Soon after the Younger Dryas ended, another dramatic shift in Lake Agassiz’ drainage cooled world climate for an extended period known as the Preboreal Oscillation. About 11,350 years ago, water levels in Lake Agassiz dropped about 50 m in no more than 3 years, says Timothy G. Fisher, a geologist at Indiana University–Northwest in Gary. This time, the meltwater spilled from a northwestern outlet into the Mackenzie River in northwestern Canada and made its way to the Arctic Ocean. From there it flowed to the North Atlantic to once again interrupt thermohaline circulation.

Here’s the chain of events: The influx of fresh water into the Arctic Ocean boosted the amount of ice that formed there, says Fisher. The pack ice thickened and covered a larger area, which cooled the region by reflecting more sunlight back into space. Large chunks broke off that extra ice at the top of the world and floated into the North Atlantic. When that ice melted, the relatively fresh water atop the saline ocean again interfered with the formation of North Atlantic Deep Water and led to a worldwide chilling. Fisher and his colleagues reported their analysis in the April Quaternary Science Reviews.
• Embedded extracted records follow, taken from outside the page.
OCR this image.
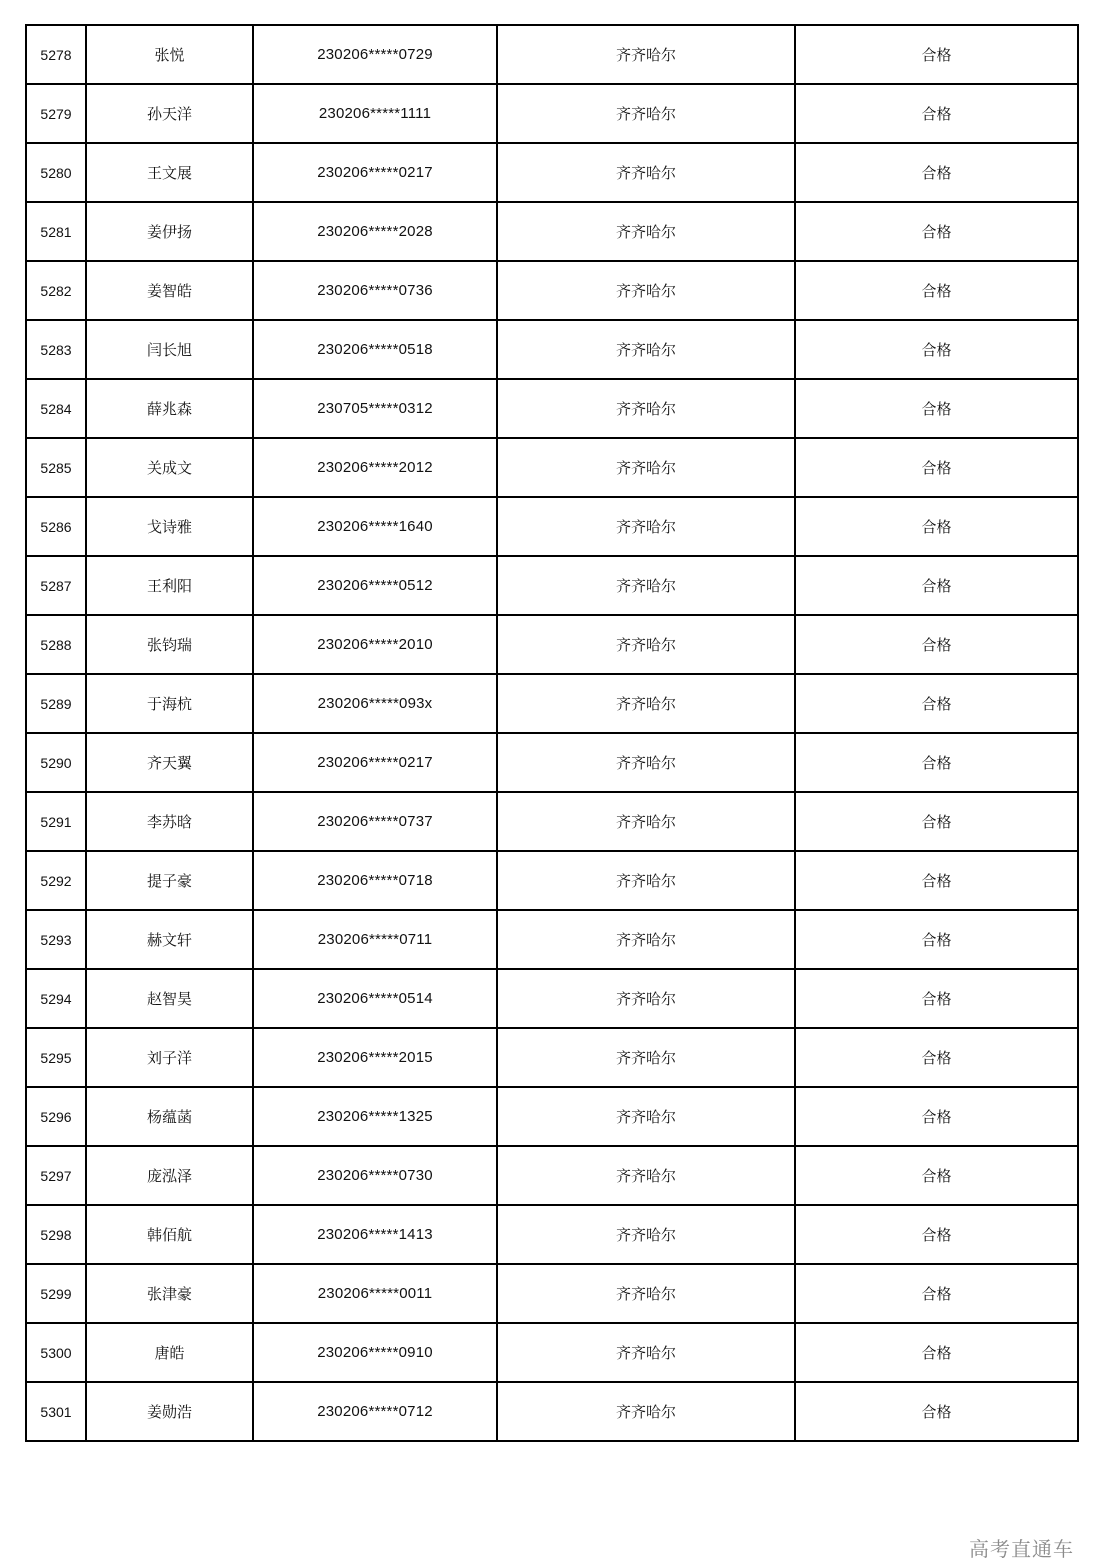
5278	张悦	230206*****0729	齐齐哈尔	合格
5279	孙天洋	230206*****1111	齐齐哈尔	合格
5280	王文展	230206*****0217	齐齐哈尔	合格
5281	姜伊扬	230206*****2028	齐齐哈尔	合格
5282	姜智皓	230206*****0736	齐齐哈尔	合格
5283	闫长旭	230206*****0518	齐齐哈尔	合格
5284	薛兆森	230705*****0312	齐齐哈尔	合格
5285	关成文	230206*****2012	齐齐哈尔	合格
5286	戈诗雅	230206*****1640	齐齐哈尔	合格
5287	王利阳	230206*****0512	齐齐哈尔	合格
5288	张钧瑞	230206*****2010	齐齐哈尔	合格
5289	于海杭	230206*****093x	齐齐哈尔	合格
5290	齐天翼	230206*****0217	齐齐哈尔	合格
5291	李苏晗	230206*****0737	齐齐哈尔	合格
5292	提子豪	230206*****0718	齐齐哈尔	合格
5293	赫文轩	230206*****0711	齐齐哈尔	合格
5294	赵智昊	230206*****0514	齐齐哈尔	合格
5295	刘子洋	230206*****2015	齐齐哈尔	合格
5296	杨蕴菡	230206*****1325	齐齐哈尔	合格
5297	庞泓泽	230206*****0730	齐齐哈尔	合格
5298	韩佰航	230206*****1413	齐齐哈尔	合格
5299	张津豪	230206*****0011	齐齐哈尔	合格
5300	唐皓	230206*****0910	齐齐哈尔	合格
5301	姜勋浩	230206*****0712	齐齐哈尔	合格
高考直通车
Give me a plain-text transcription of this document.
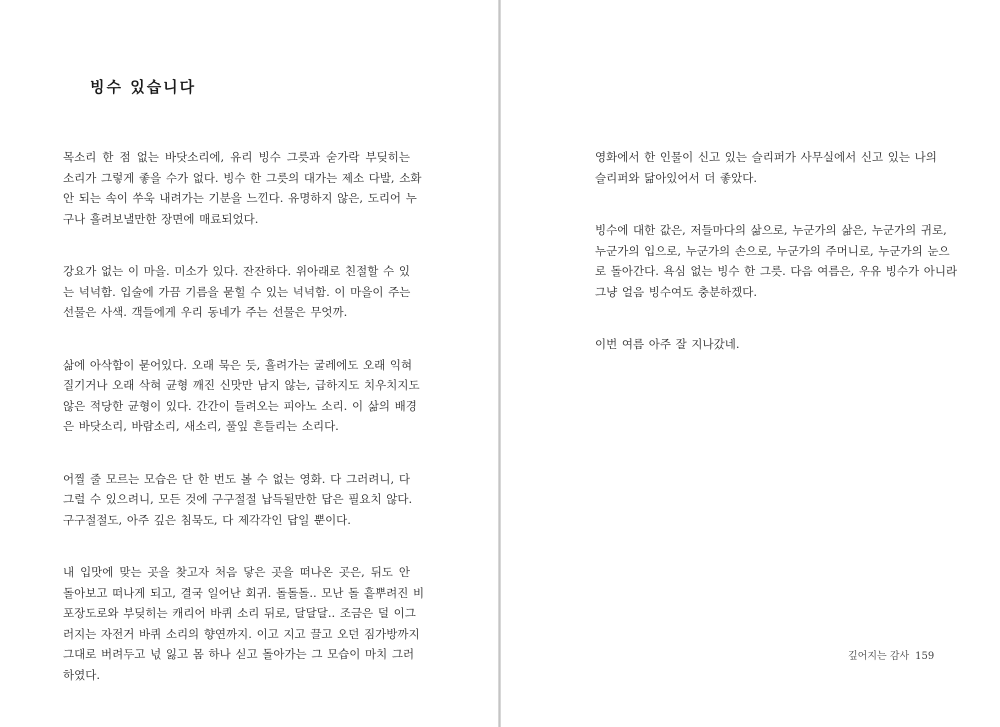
빙수 있습니다

목소리 한 점 없는 바닷소리에, 유리 빙수 그릇과 숟가락 부딪히는
소리가 그렇게 좋을 수가 없다. 빙수 한 그릇의 대가는 제소 다발, 소화
안 되는 속이 쑤욱 내려가는 기분을 느낀다. 유명하지 않은, 도리어 누
구나 흘려보낼만한 장면에 매료되었다.

강요가 없는 이 마을. 미소가 있다. 잔잔하다. 위아래로 친절할 수 있
는 넉넉함. 입술에 가끔 기름을 묻힐 수 있는 넉넉함. 이 마을이 주는
선물은 사색. 객들에게 우리 동네가 주는 선물은 무엇까.

삶에 아삭함이 묻어있다. 오래 묵은 듯, 흘려가는 굴레에도 오래 익혀
질기거나 오래 삭혀 균형 깨진 신맛만 남지 않는, 급하지도 치우치지도
않은 적당한 균형이 있다. 간간이 들려오는 피아노 소리. 이 삶의 배경
은 바닷소리, 바람소리, 새소리, 풀잎 흔들리는 소리다.

어찔 줄 모르는 모습은 단 한 번도 볼 수 없는 영화. 다 그러려니, 다
그럴 수 있으려니, 모든 것에 구구절절 납득될만한 답은 필요치 않다.
구구절절도, 아주 깊은 침묵도, 다 제각각인 답일 뿐이다.

내 입맛에 맞는 곳을 찾고자 처음 닿은 곳을 떠나온 곳은, 뒤도 안
돌아보고 떠나게 되고, 결국 일어난 회귀. 돌돌돌.. 모난 돌 흩뿌려진 비
포장도로와 부딪히는 캐리어 바퀴 소리 뒤로, 달달달.. 조금은 덜 이그
러지는 자전거 바퀴 소리의 향연까지. 이고 지고 끌고 오던 짐가방까지
그대로 버려두고 넋 잃고 몸 하나 싣고 돌아가는 그 모습이 마치 그러
하였다.

영화에서 한 인물이 신고 있는 슬리퍼가 사무실에서 신고 있는 나의
슬리퍼와 닮아있어서 더 좋았다.

빙수에 대한 값은, 저들마다의 삶으로, 누군가의 삶은, 누군가의 귀로,
누군가의 입으로, 누군가의 손으로, 누군가의 주머니로, 누군가의 눈으
로 돌아간다. 욕심 없는 빙수 한 그릇. 다음 여름은, 우유 빙수가 아니라
그냥 얼음 빙수여도 충분하겠다.

이번 여름 아주 잘 지나갔네.

깊어지는 감사 159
The Preboreal Oscillation cool spell lasted no more than 250 years, says Fisher. Carbon dating of sediments recently dug from the bottoms of Big Stone Lake and Traverse Lake in Minnesota suggest that Lake Agassiz’ northwestern outlet was active for no more than 400 years. Fisher reports this finding in an upcoming issue of Quaternary Research.

Last hurrah

The final major shift in Lake Agassiz drainage occurred when the center of the Laurentide Ice Sheet collapsed over Hudson Bay about 8,400 years ago. At the time, Lake Agassiz had merged with another glacial lake to stretch 2,000 km with an area of more than 841,000 km2.

Before the collapse, the lake drained southeastward through an outlet that led to the St. Lawrence River. At spots along the northern edge of the ice sheet, which defined the lake’s northern edge, the water was more than 500 m deep. When the sheet’s mass of ice suddenly gave way, at least 163,000 km3 of water–about 30 percent more water than is contained in all of the world’s lakes today–spilled northward through Hudson Bay into the North Atlantic.
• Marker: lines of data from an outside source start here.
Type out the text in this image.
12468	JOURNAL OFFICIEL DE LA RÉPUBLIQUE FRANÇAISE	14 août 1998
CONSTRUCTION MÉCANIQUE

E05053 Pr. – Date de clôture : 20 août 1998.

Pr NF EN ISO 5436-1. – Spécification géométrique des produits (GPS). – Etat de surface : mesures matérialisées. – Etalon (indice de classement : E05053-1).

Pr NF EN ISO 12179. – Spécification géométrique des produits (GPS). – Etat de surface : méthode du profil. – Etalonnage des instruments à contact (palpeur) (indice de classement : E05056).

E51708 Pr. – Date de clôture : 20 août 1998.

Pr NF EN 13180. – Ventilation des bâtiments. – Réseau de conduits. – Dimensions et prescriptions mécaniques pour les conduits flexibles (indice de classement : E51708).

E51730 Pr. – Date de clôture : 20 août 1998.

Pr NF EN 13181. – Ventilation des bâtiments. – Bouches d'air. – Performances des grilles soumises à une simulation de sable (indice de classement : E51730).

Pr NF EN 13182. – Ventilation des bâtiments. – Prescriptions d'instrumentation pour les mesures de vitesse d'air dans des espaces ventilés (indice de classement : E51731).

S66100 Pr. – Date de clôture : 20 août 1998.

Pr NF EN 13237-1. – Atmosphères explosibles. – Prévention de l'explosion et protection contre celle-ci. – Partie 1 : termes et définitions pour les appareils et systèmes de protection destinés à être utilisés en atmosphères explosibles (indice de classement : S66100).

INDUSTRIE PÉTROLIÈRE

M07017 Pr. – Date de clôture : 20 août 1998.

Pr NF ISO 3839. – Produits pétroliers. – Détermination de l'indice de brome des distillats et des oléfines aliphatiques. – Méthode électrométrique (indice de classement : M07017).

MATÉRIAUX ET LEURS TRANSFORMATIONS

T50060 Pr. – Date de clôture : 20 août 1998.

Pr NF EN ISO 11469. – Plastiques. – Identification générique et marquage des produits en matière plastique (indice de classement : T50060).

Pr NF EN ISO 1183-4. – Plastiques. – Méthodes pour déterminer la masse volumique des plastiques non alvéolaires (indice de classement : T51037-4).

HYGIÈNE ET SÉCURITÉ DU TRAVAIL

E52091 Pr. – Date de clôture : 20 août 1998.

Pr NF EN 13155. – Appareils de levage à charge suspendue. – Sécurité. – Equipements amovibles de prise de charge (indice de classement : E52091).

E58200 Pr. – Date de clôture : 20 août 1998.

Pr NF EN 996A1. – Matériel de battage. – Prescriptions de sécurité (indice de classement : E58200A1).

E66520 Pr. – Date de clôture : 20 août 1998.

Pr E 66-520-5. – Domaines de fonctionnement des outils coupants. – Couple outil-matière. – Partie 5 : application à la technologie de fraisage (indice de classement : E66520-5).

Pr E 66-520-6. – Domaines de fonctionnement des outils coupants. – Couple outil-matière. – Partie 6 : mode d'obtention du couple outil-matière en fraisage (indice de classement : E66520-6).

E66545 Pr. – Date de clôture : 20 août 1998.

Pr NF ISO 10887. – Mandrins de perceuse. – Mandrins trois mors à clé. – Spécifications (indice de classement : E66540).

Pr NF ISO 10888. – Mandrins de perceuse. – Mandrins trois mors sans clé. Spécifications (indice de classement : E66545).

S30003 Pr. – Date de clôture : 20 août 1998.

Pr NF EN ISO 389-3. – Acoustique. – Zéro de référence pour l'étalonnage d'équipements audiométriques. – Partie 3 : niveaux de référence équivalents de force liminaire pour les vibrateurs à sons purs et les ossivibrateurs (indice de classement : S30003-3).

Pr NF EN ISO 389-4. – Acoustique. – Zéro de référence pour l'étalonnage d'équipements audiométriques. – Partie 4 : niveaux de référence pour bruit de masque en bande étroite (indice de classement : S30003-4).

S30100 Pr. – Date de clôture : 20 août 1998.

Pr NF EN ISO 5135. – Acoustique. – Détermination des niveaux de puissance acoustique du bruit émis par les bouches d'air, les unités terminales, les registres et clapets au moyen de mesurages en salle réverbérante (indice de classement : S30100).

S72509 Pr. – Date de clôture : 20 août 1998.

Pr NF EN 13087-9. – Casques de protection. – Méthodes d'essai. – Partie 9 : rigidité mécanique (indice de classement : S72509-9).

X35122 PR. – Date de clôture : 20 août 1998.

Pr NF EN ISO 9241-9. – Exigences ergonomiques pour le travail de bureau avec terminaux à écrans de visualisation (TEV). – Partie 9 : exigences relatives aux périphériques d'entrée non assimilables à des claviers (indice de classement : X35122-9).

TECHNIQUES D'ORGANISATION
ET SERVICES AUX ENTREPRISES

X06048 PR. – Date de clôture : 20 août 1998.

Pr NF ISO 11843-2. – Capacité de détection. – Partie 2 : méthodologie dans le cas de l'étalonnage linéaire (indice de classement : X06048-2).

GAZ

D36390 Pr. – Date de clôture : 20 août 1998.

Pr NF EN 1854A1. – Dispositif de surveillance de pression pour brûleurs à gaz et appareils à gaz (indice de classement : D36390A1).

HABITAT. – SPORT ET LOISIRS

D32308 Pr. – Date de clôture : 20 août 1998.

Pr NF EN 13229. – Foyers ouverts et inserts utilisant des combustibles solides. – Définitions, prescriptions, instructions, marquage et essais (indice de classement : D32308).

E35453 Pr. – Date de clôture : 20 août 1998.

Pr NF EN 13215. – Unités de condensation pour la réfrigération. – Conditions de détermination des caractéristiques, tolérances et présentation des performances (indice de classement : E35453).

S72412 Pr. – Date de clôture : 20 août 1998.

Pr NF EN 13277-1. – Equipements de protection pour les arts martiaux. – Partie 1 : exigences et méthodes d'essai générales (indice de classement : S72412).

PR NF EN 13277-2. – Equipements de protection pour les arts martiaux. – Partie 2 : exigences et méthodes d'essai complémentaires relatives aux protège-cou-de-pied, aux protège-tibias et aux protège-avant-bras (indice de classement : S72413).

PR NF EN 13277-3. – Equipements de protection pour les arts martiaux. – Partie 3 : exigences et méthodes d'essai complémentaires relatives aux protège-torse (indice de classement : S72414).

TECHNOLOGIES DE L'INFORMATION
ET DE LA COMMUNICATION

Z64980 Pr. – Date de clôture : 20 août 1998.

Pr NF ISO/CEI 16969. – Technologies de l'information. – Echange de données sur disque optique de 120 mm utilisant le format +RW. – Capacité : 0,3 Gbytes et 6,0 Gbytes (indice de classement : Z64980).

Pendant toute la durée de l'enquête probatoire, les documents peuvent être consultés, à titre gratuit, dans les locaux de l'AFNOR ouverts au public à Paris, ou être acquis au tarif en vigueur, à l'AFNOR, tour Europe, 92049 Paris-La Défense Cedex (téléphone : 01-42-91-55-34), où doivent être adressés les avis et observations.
That discharge of water coincided with the onset of a 400-year dip in global temperatures, says James T. Teller, a geologist at the University of Manitoba. In addition to its effect on Earth’s climate, the meltwater surge would have raised global sea levels by about 0.5 m over a year or so. Although that may not sound like much, Teller notes that this jump would have been superimposed on sea levels that were already gradually rising in response to the melting of ice sheets elsewhere.

Rising sea levels are particularly problematic where seashores are nearly flat. For example, many areas just offshore of today’s continents–the so-called continental shelves–have a slope of about 1 in 2,000. In these places, says Teller, for every 0.5-m rise in sea level, the shoreline would move 1 km inland. On the almost-level floor of the Persian Gulf–which is no lower than 100 meters below current sea level and has a slope of about 1 in 20,000–the shoreline would move about 10 km.

During Lake Agassiz’ demise, a young civilization may have inhabited ground that is now the floor of the Persian Gulf, Teller noted at a recent conference in London on environmental catastrophes since the last ice age. The Tigris and Euphrates Rivers, which now meet the Persian Gulf at the Iraqi shoreline, then flowed another 1,000 km across the flat, dry basin before they reached the sea. Even modest changes in sea level from the final drainage of Lake Agassiz half a world away would have forced people who lived beside those rivers to flee their flooded lands.

Teller suggests that such large-scale inundations from a half-meter rise in sea level over about a year could have been the source of the stories of massive floods recorded in Babylonian history and the Bible.